Editeur : Kana
Les éditeurs continuent de faire découvrir au public francophone la bibliographie inépuisable d’Osamu Tezuka (1928-1989), considéré comme le "dieu du manga". On le retrouve ici dans une veine plus désespérée qu’à l’accoutumée.
Déjà célébrissime au Japon pour ses oeuvres destinées à la jeunesse (Astro Boy en tête), l’auteur s’intéresse de près, à la fin des années 1960, à ce genre émergent qu’est le "gekiga". Le chant d’Apollon est influencé par ce style de manga plus réaliste et dur, mais même en s’adressant à un public plus adulte, Tezuka conservera toujours ce style graphique qui le distingue et les thèmes qui le préoccupent : le respect de la nature et de toute forme de vie ou encore sa perplexité face aux civilisations, l’incapacité de vivre en paix et les mauvais usages des sciences.

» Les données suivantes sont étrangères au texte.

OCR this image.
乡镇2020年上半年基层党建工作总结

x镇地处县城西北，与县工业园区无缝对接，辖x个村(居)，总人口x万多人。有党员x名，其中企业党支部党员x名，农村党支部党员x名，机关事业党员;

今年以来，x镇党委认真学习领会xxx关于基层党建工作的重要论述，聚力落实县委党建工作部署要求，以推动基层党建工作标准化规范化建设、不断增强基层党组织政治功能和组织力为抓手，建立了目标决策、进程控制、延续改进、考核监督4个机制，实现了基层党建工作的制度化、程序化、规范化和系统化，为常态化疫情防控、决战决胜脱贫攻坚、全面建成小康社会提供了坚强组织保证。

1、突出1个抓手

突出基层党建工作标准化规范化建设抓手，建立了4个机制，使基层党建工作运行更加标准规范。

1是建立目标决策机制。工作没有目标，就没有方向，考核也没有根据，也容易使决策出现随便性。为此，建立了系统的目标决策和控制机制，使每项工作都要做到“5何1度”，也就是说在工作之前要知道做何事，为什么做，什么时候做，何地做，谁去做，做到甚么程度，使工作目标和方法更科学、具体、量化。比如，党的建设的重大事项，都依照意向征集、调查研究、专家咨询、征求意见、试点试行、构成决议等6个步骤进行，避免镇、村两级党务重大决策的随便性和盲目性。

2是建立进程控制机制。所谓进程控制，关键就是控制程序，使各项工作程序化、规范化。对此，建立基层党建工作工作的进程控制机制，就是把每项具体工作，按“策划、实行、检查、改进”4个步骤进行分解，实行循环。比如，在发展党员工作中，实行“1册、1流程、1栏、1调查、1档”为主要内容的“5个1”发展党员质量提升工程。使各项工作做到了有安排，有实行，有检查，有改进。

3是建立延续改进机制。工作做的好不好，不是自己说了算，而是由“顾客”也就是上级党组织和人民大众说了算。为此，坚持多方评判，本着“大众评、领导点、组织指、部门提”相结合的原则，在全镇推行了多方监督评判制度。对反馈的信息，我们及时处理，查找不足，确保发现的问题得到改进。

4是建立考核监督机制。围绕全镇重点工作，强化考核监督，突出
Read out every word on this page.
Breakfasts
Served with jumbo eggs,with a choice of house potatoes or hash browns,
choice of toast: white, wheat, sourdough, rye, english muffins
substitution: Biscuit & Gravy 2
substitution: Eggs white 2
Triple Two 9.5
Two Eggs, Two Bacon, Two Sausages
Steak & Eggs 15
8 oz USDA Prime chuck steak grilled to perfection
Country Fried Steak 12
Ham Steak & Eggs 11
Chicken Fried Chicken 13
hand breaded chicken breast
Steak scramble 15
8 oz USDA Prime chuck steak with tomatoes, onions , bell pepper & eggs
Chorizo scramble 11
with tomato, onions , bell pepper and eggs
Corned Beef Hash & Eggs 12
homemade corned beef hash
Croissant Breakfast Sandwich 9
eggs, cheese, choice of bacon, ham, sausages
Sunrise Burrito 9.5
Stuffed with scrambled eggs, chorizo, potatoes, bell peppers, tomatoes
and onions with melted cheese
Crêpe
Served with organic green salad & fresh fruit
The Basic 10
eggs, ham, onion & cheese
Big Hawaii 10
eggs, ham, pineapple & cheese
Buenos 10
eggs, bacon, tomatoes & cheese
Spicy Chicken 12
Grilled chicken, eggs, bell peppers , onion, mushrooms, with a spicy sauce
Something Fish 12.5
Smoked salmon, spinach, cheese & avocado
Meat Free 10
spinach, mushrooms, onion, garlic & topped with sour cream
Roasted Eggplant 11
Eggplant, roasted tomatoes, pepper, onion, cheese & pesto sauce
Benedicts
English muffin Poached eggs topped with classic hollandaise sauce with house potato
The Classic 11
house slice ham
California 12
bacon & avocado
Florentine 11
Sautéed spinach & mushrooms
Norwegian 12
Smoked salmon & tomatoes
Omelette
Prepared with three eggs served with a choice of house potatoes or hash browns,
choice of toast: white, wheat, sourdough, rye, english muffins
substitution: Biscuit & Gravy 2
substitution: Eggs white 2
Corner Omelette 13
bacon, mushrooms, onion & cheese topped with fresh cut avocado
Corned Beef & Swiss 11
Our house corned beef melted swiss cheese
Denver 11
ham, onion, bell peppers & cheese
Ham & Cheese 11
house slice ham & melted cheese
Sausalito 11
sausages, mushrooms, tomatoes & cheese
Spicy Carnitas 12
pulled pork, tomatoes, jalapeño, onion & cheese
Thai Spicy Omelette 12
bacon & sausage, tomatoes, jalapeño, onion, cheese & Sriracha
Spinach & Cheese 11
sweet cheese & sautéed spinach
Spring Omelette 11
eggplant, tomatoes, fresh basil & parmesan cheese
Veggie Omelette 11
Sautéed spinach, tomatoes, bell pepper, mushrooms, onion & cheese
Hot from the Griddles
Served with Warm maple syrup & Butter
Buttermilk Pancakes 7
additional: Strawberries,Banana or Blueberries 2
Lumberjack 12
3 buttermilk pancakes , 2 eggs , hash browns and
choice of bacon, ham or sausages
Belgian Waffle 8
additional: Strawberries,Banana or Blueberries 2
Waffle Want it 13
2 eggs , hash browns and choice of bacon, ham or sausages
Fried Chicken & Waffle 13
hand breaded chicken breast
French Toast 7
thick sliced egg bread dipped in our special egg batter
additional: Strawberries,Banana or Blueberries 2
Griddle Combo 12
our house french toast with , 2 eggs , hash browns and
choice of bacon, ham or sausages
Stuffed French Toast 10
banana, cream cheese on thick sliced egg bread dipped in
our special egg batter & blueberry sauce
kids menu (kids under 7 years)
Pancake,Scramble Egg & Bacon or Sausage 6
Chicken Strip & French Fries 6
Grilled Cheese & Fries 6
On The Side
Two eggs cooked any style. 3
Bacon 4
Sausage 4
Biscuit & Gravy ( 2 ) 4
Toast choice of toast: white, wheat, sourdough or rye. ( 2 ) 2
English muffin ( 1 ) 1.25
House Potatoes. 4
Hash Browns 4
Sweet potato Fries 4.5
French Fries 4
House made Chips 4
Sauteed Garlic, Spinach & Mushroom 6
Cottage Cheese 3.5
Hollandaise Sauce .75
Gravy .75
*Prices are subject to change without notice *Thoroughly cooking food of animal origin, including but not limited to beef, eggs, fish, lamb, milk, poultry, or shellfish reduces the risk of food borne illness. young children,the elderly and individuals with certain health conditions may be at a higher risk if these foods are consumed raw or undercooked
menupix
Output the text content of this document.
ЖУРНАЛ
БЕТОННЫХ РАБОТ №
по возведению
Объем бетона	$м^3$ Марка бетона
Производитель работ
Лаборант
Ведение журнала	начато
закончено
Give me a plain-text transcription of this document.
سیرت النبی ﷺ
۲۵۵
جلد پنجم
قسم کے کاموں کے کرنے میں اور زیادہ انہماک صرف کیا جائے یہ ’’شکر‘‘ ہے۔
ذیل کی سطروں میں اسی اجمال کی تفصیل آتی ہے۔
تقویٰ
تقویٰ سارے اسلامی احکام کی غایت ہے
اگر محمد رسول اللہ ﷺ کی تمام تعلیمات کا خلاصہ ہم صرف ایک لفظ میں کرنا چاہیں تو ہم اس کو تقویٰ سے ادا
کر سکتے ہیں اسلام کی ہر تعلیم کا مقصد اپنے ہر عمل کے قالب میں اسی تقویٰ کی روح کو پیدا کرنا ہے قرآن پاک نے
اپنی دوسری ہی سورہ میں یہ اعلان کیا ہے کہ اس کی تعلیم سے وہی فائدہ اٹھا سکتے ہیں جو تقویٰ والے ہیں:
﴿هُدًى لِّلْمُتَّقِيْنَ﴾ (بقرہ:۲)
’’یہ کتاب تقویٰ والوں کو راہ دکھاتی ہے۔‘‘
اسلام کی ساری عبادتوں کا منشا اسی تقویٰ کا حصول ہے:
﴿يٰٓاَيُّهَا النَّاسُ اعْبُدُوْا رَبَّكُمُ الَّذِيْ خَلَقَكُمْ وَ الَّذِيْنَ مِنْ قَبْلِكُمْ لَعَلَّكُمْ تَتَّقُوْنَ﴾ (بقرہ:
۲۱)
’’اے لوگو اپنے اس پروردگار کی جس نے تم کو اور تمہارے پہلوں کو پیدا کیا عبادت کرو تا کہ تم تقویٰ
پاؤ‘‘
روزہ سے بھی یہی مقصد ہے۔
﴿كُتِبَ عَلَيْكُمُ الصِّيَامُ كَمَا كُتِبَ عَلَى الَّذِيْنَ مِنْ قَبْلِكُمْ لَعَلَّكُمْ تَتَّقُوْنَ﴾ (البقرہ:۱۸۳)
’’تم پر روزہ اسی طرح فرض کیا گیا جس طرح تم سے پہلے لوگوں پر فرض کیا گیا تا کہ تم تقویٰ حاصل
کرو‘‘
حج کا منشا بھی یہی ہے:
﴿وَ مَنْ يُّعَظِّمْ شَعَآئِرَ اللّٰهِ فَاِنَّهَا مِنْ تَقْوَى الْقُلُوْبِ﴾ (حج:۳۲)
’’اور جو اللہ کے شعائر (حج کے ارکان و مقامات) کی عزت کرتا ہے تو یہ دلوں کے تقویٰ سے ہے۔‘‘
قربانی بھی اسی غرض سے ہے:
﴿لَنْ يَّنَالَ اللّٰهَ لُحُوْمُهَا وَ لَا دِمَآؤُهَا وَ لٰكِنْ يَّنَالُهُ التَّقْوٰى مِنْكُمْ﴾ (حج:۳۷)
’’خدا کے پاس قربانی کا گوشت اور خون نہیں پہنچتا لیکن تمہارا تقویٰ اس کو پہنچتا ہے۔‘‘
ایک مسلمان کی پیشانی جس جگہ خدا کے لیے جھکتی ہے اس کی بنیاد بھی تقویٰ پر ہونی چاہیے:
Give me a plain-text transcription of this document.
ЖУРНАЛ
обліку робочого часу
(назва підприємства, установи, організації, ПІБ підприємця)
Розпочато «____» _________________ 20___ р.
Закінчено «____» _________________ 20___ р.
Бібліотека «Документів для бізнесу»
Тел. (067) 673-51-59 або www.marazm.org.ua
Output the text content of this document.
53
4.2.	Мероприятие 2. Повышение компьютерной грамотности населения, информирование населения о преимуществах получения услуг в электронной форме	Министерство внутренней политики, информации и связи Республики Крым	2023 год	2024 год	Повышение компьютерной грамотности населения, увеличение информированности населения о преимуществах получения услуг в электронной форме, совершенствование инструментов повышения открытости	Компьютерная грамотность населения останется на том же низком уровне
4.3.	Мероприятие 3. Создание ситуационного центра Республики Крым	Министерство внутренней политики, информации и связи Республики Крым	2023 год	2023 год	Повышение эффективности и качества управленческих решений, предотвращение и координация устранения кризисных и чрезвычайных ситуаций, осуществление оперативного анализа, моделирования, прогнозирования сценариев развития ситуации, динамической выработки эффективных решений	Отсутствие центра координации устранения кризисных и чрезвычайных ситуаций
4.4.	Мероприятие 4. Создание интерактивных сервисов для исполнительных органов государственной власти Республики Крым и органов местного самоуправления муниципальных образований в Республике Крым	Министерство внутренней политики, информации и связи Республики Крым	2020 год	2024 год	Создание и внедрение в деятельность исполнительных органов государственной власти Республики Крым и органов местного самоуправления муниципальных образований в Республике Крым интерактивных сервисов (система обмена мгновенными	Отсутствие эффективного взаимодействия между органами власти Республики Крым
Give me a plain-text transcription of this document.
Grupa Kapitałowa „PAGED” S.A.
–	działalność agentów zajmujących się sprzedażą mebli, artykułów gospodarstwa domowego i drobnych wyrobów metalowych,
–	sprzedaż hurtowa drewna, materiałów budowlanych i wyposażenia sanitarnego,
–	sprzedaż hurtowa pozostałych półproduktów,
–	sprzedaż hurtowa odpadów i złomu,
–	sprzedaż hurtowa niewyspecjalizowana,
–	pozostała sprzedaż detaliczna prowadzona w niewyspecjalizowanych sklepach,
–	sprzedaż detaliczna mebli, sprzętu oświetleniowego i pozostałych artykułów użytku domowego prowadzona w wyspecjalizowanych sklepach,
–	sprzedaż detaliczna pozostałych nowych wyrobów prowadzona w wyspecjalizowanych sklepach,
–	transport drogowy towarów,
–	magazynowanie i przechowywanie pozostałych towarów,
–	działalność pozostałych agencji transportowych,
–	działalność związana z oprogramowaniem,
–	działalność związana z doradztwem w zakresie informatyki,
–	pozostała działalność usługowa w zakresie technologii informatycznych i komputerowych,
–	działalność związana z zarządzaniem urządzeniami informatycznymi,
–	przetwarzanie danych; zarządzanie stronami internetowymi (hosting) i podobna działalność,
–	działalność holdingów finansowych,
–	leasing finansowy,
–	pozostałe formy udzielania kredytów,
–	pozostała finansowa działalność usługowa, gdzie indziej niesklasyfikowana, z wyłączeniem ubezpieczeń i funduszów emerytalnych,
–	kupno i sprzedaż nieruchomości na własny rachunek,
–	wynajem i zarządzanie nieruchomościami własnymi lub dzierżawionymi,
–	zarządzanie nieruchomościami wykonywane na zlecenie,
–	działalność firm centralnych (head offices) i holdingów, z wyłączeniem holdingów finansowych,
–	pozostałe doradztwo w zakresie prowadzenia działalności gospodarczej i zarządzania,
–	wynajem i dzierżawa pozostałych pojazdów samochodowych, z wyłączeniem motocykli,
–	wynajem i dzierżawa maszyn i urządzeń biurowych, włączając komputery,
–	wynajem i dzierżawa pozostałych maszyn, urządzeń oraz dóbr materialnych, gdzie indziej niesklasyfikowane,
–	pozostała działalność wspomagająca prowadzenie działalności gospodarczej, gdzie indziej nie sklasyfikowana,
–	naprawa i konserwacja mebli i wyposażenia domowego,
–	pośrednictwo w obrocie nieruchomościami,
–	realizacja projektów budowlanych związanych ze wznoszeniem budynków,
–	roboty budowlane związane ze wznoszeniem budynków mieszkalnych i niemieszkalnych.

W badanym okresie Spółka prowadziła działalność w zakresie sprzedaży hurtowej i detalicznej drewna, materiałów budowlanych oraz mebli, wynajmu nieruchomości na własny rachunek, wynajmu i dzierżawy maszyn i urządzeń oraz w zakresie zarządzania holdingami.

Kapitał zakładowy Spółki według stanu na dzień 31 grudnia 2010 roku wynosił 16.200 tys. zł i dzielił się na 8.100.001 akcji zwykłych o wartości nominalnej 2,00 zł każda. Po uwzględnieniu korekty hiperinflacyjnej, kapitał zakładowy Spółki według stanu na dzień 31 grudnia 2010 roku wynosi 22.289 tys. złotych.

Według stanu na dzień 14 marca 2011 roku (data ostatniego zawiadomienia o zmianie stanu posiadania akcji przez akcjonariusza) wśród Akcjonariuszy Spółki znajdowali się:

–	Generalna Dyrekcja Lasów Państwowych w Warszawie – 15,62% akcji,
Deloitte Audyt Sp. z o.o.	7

Inconsciemment traumatisé par une mère peu aimante qui joue de ses charmes pour obtenir des faveurs matérielles d’un maximum d’hommes, Shogo est devenu un adolescent sans cœur. Il est même pris de pulsions hargneuses dès qu’il est confronté à des effusions d’amour. Ainsi, à la campagne, son passe-temps favori consiste à traquer des petits animaux en train de s’accoupler… et de les massacrer ! Etant potentiellement capable de s’en prendre à de jeunes couples humains, son comportement lui vaut d’être interné en institut psychiatrique et de subir des traitements par électrochocs et hypnose. En état comateux ou de demi-sommeil, Shogo sera amené à vivre d’autres existences après avoir rencontré une déesse antique faisant peser sur lui une malédiction : chacune de ses réincarnations lui apprendra à éprouver de l’amour, mais celui-ci se soldera toujours par une tragédie mortelle avant le moment décisif de l’union. Initiatique ? Qu’en sera-t-il dans son retour à la réalité contemporaine ?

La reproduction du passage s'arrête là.